Be curious and have funRetired engineer follows passion, continues to create

Carla Clark | For The Republic Ed Krome with his CNC equipment including a lathe, a laser engraver and a router at his home at Grandview Lake, Columbus, Ind., Tuesday, October 17, 2023.

If you ask Ed Krome what the main drive of his overall engagement with the world throughout his life has been, he will readily answer, “Two things: curiosity and fun.”

That’s what has led to a life highlighted by a long engineering career, as well as an inventor, which includes nine patents, a writer, an engraver, a triathlete and an international traveler, not to mention rewarding relationships with his wife of 52 years, two daughters and grandchildren.

To illustrate how long he’s been aware of his analytical bent, he remembers telling his fourth-grade teacher that he wanted to be an atomic physicist when he was asked what he wanted to be when he grew up.

At age 16, he developed a laser communication system. “It didn’t really work because the technology was 60 years ahead of its time,” he said.

He went to the city-wide high school science fair in Chicago three times. “My teachers couldn’t help me because they didn’t know what I was doing.”

The Chicago native earned a mechanical engineering degree from Rose-Hulman Institute of Technology in 1971. He met his wife, Dolores, who was going to St. Mary-of-the-Woods at the time.

At age 21, he built a car by putting a fiberglass dune buggy body on a shortened Volkswagen chassis. He drove it during his courtship with Dolores.

Ed and Dolores moved to Columbus in 1974, and Ed embarked on a 37-year stint at what was then the Reeves plant on 10th Street, and now goes by the name Master Power Transmission.

“Our plant kind of stood alone within the companies that owned it over the years,” he said, which allowed him “to do all kinds of interesting things. All nine of my patents went into production.”

In 1997, Ed won the Distinguished Corporate Inventor award conferred by the National Inventors’ Hall of Fame in Akron, Ohio. Meanwhile, Dolores worked at Cummins for a while and established a quality consulting company.

“If I ran into an engineering question, I’d give Ed a call,” she said.

In his professional capacity, Ed authored papers that were presented at conferences, as well as book chapters, and he’s also written for electronics magazines.

“I know my audience well enough to know how deep I can get,” he said. “I’m a self-taught electronics engineer, over the years that has really become my interest.”

He retired in 2011 but returned to work for three years on a part-time basis.

“I developed an entirely new product line, basically an electronic replacement for the Reeves drive,” he said.

He and Dolores saw the 1979 Bob Fosse movie “All That Jazz,” which, in one scene, features an electronic clock. That sparked Ed to think about how he might build one. He now has two in his living room.

“I got my circuit boards from China,” he said. “I had these obsolete tubes around here.”

In 2002, with their daughters out of college, they moved from Columbus’s north side to Grandview Lake. They love to have a glass of wine, play chess and eat meals on the patio that looks out at the length of the lake.
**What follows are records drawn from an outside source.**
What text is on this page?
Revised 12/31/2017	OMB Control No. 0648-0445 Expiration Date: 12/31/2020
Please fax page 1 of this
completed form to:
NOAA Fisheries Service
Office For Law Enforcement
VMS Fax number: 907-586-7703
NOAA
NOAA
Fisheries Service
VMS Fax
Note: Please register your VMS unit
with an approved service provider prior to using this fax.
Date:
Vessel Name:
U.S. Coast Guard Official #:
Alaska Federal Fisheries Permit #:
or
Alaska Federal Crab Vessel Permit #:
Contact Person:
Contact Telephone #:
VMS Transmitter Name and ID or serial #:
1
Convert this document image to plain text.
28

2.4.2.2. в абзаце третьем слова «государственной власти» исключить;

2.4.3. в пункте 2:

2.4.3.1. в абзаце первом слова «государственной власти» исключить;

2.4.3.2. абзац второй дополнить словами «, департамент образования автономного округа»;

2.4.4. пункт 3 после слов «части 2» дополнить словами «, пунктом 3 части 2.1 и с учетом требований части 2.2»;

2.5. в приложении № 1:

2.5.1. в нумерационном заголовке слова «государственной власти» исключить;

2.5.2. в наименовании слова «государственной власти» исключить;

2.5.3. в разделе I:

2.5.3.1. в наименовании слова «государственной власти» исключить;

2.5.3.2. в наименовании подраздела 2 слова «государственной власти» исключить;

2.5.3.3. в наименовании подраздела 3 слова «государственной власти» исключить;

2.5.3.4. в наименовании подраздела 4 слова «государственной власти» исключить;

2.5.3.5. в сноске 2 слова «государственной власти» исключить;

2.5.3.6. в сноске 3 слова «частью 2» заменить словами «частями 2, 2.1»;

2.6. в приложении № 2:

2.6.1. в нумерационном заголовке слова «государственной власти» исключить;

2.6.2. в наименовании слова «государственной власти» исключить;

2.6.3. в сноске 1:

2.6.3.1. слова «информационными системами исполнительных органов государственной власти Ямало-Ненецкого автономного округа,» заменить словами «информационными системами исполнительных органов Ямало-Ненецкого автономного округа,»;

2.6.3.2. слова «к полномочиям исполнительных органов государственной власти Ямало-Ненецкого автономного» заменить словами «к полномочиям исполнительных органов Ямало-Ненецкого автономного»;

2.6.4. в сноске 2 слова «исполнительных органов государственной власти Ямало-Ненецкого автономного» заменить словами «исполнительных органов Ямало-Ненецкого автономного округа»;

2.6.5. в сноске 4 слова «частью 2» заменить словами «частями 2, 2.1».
At age 60, he noticed that he was losing endurance, which led to his running hobby. At age 65, he ran his first half-marathon, and then he ran his first full marathon later that summer. He also learned to swim, which led to his participation in triathlons.

In 2020, Ed was part of a group that designed and built power supplies for the International Space Station. Ed performed thermal analysis, testing and mechanical designs. The power supplies provided a real-time, amateur radio connection between astronauts on board and students back on Earth.

He embarked on his laser-engraving activities a couple of years ago. One notable project is a bathymetric map of Grandview. It’s the opposite of a topographic map. It displays the gradations of depth under the water, as opposed to the height of the surrounding hills. One copy of it hangs at the Grandview office.

“He had to learn the software to do it,” said Dolores.

Their home features two garages, one of which he built, and which now serves as his shop where he stores an engraver, a CNC milling machine, a lathe and other equipment.

The Kromes are avid travelers. One recent trip took them to Cambodia. Since returning, Ed has done engravings on artifacts he returned with.

“Ed is industrious and curious,” said Dolores. “You put those traits together, and you get all these projects.”

“I don’t get obsessed with things, but some things float to the top more quickly. All this stuff is just plain fun,” Ed added.